Un texte de Julie Mercier – Collaboration spéciale de La Terre de chez nous
Aux prises avec une chute vertigineuse du prix du porc depuis juillet, les Éleveurs de porcs du Québec réclament une aide urgente de 50 M$ de la part des gouvernements.
Depuis le milieu de l’été environ, le prix du porc au Québec a en effet dégringolé de près de 50%. «On ne sait pas où ça va s’arrêter. Ça fait plus de 20 ans qu’on n’a pas vu ça dans l’industrie porcine», affirme le président des Éleveurs, David Duval. Cette chute survient au moment où les producteurs font des investissements nécessaires et importants, notamment pour se conformer aux nouvelles normes de bien-être animal, précise-t-il.

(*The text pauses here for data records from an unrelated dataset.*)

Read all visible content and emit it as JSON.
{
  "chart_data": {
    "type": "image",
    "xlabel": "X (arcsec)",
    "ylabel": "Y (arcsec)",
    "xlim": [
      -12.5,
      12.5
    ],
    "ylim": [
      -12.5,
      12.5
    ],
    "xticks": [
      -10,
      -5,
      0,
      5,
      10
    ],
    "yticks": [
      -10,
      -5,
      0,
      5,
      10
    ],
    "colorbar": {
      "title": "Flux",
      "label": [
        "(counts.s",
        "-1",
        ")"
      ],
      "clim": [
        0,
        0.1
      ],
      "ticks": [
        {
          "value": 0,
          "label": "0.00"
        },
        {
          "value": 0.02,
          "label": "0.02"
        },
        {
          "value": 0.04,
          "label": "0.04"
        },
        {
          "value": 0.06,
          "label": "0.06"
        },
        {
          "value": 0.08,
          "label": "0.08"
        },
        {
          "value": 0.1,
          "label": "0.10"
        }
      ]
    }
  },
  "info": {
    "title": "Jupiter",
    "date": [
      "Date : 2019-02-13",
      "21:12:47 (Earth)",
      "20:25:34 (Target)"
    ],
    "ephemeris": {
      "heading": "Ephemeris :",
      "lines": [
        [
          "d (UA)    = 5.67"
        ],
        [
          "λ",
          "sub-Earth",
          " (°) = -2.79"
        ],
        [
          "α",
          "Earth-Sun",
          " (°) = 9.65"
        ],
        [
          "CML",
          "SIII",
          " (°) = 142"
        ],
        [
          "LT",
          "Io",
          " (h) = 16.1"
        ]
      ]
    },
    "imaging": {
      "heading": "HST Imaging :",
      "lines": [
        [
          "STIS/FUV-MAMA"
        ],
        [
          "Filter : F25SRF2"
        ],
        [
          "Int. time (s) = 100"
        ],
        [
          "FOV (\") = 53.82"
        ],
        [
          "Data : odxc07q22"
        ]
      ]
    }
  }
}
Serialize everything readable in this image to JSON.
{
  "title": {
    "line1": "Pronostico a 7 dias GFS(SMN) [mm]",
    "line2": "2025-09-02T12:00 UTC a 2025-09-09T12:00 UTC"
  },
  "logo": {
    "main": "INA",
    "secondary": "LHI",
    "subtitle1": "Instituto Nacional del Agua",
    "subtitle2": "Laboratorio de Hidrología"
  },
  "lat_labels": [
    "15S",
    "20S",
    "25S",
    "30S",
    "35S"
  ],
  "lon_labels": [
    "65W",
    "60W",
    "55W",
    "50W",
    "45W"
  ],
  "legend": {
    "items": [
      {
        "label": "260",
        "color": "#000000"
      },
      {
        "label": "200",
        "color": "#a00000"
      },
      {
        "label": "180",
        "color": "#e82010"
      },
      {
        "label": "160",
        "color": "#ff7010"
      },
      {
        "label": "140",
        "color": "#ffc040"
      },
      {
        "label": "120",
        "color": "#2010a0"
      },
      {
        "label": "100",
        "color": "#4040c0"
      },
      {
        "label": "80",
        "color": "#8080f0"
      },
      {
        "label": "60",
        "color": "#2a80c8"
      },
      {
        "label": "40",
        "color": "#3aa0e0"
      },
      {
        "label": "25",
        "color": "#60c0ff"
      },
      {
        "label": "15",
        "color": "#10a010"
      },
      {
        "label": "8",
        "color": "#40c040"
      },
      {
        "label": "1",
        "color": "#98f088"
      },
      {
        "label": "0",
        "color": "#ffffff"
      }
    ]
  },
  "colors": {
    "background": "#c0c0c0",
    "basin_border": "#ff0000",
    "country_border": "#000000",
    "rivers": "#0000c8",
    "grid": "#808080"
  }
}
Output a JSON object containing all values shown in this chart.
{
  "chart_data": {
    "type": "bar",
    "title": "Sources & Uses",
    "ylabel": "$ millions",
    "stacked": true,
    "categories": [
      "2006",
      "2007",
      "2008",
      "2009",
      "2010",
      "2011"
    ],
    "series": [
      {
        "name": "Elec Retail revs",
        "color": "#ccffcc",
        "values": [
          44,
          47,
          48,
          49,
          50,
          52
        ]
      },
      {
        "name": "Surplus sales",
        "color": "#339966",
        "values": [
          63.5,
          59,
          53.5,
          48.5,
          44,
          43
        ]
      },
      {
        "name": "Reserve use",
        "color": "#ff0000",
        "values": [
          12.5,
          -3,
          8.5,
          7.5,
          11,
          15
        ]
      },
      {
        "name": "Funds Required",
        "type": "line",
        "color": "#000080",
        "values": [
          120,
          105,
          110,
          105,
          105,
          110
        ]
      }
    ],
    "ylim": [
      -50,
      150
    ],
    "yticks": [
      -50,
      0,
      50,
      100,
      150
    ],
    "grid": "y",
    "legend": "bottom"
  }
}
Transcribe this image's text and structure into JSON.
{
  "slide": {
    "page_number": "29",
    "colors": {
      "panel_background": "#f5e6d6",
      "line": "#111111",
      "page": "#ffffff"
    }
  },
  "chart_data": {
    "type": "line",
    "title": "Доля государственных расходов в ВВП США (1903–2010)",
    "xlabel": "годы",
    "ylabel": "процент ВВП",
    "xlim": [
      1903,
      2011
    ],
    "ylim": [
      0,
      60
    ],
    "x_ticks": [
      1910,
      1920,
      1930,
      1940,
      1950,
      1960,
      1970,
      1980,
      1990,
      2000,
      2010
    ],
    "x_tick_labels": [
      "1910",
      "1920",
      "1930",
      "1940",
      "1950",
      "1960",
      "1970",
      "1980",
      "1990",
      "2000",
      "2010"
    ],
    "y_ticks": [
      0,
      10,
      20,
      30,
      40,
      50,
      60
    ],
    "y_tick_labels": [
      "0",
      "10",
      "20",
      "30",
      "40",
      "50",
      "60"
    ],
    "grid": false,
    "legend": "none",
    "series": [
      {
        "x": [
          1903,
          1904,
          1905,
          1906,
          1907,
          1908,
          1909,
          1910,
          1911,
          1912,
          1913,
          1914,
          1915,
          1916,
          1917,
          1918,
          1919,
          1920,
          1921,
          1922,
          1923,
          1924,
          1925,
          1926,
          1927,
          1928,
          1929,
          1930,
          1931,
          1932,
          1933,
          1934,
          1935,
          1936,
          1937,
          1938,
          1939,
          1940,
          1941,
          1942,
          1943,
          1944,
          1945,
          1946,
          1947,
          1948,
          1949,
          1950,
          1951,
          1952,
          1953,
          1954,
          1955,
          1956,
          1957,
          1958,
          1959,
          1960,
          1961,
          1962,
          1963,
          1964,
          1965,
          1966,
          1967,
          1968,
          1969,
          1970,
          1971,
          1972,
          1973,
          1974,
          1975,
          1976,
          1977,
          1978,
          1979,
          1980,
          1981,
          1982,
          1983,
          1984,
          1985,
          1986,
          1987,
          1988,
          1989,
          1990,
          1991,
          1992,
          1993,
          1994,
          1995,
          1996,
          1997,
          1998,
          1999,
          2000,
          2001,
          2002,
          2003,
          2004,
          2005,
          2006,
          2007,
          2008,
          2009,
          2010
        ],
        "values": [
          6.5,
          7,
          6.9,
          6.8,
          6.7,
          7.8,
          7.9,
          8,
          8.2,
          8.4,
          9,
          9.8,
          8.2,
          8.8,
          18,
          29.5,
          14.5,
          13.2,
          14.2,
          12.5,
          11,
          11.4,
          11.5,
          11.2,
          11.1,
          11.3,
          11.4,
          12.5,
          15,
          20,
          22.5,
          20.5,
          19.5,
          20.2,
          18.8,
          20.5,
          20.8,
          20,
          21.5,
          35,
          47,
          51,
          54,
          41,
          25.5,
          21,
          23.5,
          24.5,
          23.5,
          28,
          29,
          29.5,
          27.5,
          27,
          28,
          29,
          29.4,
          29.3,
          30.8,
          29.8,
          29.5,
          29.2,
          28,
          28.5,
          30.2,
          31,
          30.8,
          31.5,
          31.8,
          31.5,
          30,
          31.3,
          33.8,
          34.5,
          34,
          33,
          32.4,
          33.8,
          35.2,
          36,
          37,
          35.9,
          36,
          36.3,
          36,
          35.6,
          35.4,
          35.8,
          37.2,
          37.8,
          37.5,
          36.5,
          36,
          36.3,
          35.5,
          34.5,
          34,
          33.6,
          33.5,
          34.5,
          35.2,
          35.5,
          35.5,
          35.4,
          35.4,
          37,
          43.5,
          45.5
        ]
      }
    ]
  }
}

Le vortex qui frappe le marché nord-américain du porc découle des tarifs appliqués par la Chine (50%) et le Mexique (20%) sur les exportations américaines, en guise de représailles aux pénalités imposées par les États-Unis sur l’acier et l’aluminium de ces deux pays. «Les perturbations commerciales liées à l’Accord de libre-échange nord-américain créent également de l’incertitude dans un marché si intégré. Les plus vulnérables face à cette situation sont les producteurs», ajoute le directeur aux affaires gouvernementales et corporatives du Conseil canadien du porc (CCP), Gary Stordy.
La dernière semaine d’août, le prix du porc aux États-Unis a chuté sous la barre des 50$ US/100 lb. Depuis 1996, il n’a atteint ce creux, à la même semaine, qu’à seulement deux reprises, indique l’agroéconomiste Caroline Lacroix, du Centre de développement du porc du Québec (CDPQ), dans le bulletin Écho-Porc du 4 septembre. Le marché américain sert de référence pour le calcul du prix au Québec.
Pour les Éleveurs de porcs, cette «situation critique» commande «des mesures rapides et exceptionnelles pour aider les entreprises porcines à traverser cette tempête sans précédent». L’enveloppe de 863 M$ annoncée à la mi-août par le gouvernement québécois en réponse à cette guerre commerciale ne prévoit aucune mesure particulière pour le secteur porcin, pourtant le plus touché par ce conflit, déplorent les Éleveurs.
Assurance
De plus, le versement le 21 septembre prochain d’une deuxième avance de compensation de 51,7 M$ (54,16$/truie et 5,50$/porc) du programme d’assurance stabilisation des revenus agricoles (ASRA) s’avère insuffisant. Même s’il s’agit d’une «très bonne nouvelle», pour le président des Éleveurs de porcs, «nos programmes ASRA ne sont pas conçus pour des mesures protectionnistes comme celle-là. Ils sont conçus pour des fluctuations normales de marché», souligne David Duval, qui rappelle qu’une partie des pertes de l’ASRA doit être absorbée par les éleveurs eux-mêmes. Selon les calculs de son organisation, la prime d’assurance devrait d’ailleurs bondir d’environ 7$/porc. «C’est une réelle perte pour les producteurs», affirme le dirigeant.
Formule de prix
D’autre part, les Éleveurs négocient présentement avec les transformateurs afin d’établir une nouvelle formule de prix «pour avoir un meilleur équilibre s’il y a des écarts trop grands entre les marges des abattoirs et celles des producteurs», explique David Duval. Le producteur note qu’à l’heure actuelle, le marché est beaucoup plus avantageux pour les usines de transformation. «Nous nous attendons à avoir un partenariat entre les agriculteurs et les transformateurs afin que nous puissions tous avoir un juste retour du marché. Malheureusement, ce n’est pas ce qui se passe actuellement», affirme pour sa part Gary Stordy. Chez Olymel, le porte-parole, Richard Vigneault, n’a pas souhaité commenter.
Pas de gouvernement
Au cabinet du ministre de l’Agriculture, l’attaché de presse Mathieu Larouche a indiqué à La Terre qu’avec la dissolution de l’Assemblée nationale pour la campagne électorale, il était impossible de créer un nouveau programme d’aide ni de rediriger une partie des sommes déjà annoncées vers le secteur porcin. «Il n’y a pas de gouvernement si on peut dire», a-t-il résumé.
Aux États-Unis, l’administration Trump a annoncé récemment une aide de 12 G$ en agriculture, dont une somme de 8$/porc pour la moitié des bêtes présentes dans les troupeaux au 1er août. De ce côté-ci de la frontière, le CCP réclame un soutien semblable du fédéral et des provinces.